Kate kicked Denethor. "Foolish steward," she hissed. "Now I'll have to deal with you myself!" This last part was aimed at Shadow, and Jandalf, of course. "I have control of the Matrix, your foolish, and inconcivibly pitiful actions will not diher (sp??) me for long..."
She drew a lightsaber, which ignited with a snap-hiss, being as Kate was very skilled in art... and held it in front of her in a defence position. "You will suffer me to pass!" Under her breath, she added, "You said WHAT about small bridges..."
In a flurry of green lines, the Matrix began to make a switch to a very small bridge over top of a lava pit (causing two exactly the same birds to fly over the Yellow bus, and leave to exactly the same marks on it's freshly painted surface...) "Now," Kate said, a smile lighting her face in a very unfriendly manner, "you will not hold me off for long!!"
((Don't godmod Kate... I'll be writing her as a decent opponant, Shadow and Jandalf...))
|
|
|
Post by Master Warious on Aug 2, 2004 10:02:41 GMT -5
((Where is Haldir and Warious supposed to be?))
|
|
|
Post by Trinity on Aug 2, 2004 18:49:52 GMT -5
(( You two are sneaking in around the back))

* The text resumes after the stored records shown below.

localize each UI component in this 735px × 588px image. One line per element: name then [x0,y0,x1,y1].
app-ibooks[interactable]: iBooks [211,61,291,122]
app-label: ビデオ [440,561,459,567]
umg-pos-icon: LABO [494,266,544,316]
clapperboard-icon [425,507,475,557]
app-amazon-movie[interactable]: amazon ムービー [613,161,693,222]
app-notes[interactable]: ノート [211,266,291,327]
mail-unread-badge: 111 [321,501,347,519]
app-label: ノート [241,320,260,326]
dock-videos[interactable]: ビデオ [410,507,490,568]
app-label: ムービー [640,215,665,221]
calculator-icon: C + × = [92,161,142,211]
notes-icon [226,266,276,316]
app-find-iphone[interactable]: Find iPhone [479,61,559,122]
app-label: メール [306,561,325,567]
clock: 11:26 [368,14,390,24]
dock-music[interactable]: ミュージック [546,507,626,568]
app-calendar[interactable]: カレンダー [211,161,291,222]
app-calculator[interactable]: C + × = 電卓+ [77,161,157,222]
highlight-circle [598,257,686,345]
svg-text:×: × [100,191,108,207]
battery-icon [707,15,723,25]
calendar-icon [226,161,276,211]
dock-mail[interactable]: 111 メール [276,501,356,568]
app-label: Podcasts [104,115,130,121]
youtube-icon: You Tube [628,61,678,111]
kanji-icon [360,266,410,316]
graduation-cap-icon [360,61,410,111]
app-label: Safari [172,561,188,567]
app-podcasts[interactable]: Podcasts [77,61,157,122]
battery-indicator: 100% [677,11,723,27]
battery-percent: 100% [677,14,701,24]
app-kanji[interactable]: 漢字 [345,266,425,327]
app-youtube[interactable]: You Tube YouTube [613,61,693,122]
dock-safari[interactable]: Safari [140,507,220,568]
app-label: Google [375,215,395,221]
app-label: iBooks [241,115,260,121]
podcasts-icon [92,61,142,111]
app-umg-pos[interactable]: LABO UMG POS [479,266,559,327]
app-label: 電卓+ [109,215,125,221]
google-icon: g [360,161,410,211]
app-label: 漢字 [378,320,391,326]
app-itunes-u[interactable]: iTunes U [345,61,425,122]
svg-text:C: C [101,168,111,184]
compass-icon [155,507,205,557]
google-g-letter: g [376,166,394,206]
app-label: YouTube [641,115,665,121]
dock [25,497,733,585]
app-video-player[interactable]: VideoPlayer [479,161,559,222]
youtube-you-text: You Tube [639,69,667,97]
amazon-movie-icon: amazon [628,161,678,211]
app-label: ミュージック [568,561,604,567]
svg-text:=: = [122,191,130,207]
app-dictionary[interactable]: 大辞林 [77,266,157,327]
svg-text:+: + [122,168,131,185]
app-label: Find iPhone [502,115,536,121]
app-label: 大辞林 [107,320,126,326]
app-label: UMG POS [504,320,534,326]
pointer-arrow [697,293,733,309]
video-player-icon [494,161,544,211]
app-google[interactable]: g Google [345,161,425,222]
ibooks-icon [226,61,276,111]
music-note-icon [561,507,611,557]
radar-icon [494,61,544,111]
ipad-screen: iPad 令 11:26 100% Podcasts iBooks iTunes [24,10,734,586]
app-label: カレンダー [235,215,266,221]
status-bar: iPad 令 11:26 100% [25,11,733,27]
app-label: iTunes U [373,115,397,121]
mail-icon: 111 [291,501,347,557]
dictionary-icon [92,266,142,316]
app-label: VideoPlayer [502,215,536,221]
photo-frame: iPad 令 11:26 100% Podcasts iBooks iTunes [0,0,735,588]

Trinity stooped down and attempted to pull Eowyn up off Anakin while still keeping her hands tied. It didn't work. She fell on top of them both, causing the air to be knocked out of Anakin. " Great, Trin," he gasped. " I was just trying to help, you ungrateful - " Trinity began to rant befroe Obi Wan cut in. " You are all going to be the death of me," he whispered savagely as he hauled Trinity up of Eowyn, who came up next so Anakin could get up. " That's better," Anakin muttered as he pushed Trintiy on, and none too gently at that. " Watch it," Trinity growled savagely before shutting up as they approached the security booth.
|
|
|
Post by The Hot Eye on Aug 9, 2004 13:19:53 GMT -5
(sorry, i didnt read the whole thing) (hmm any ideas as to how to walk in on this now?)